Defined Engineered Human Myocardium With Advanced Maturation for Applications in Heart Failure Modeling and Repair

Abstract

Background: Advancing structural and functional maturation of stem cell–derived cardiomyocytes remains a key challenge for applications in disease modeling, drug screening, and heart repair. Here, we sought to advance cardiomyocyte maturation in engineered human myocardium (EHM) toward an adult phenotype under defined conditions. Methods: We systematically investigated cell composition, matrix, and media conditions to generate EHM from embryonic and induced pluripotent stem cell–derived cardiomyocytes and fibroblasts with organotypic functionality under serum-free conditions. We used morphological, functional, and transcriptome analyses to benchmark maturation of EHM. Results: EHM demonstrated important structural and functional properties of postnatal myocardium, including: (1) rod-shaped cardiomyocytes with M bands assembled as a functional syncytium; (2) systolic twitch forces at a similar level as observed in bona fide postnatal myocardium; (3) a positive force-frequency response; (4) inotropic responses to β-adrenergic stimulation mediated via canonical β 1 - and β 2 -adrenoceptor signaling pathways; and (5) evidence for advanced molecular maturation by transcriptome profiling.
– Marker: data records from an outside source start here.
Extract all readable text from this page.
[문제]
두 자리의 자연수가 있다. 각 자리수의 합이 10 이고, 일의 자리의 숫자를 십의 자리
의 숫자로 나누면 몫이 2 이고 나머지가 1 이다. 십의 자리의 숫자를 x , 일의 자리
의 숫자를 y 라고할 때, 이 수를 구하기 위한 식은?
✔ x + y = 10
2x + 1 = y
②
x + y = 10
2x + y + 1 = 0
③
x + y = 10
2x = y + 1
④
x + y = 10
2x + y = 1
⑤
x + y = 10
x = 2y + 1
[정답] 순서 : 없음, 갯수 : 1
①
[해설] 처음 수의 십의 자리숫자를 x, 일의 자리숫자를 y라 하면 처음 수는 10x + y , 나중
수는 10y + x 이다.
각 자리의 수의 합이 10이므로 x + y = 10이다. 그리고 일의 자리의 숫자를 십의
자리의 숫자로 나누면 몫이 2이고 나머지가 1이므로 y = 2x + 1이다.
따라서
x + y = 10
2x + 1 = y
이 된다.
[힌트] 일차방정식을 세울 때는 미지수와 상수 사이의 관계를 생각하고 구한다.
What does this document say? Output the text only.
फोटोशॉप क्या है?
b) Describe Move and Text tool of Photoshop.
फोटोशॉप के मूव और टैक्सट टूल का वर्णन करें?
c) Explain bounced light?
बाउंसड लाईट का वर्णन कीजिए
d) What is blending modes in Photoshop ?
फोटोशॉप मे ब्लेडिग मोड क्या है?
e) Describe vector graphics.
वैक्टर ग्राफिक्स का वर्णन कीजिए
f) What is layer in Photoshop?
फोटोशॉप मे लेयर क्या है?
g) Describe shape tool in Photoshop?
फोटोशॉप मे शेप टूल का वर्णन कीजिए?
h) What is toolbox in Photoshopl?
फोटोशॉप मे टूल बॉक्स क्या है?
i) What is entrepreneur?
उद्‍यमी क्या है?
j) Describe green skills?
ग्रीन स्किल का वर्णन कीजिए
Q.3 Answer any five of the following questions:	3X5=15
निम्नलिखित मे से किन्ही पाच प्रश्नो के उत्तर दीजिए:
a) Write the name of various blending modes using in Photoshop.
EHM responded to chronic catecholamine toxicity with contractile dysfunction, cardiomyocyte hypertrophy, cardiomyocyte death, and N-terminal pro B-type natriuretic peptide release; all are classical hallmarks of heart failure. In addition, we demonstrate the scalability of EHM according to anticipated clinical demands for cardiac repair. Conclusions: We provide proof-of-concept for a universally applicable technology for the engineering of macroscale human myocardium for disease modeling and heart repair from embryonic and induced pluripotent stem cell–derived cardiomyocytes under defined, serum-free conditions.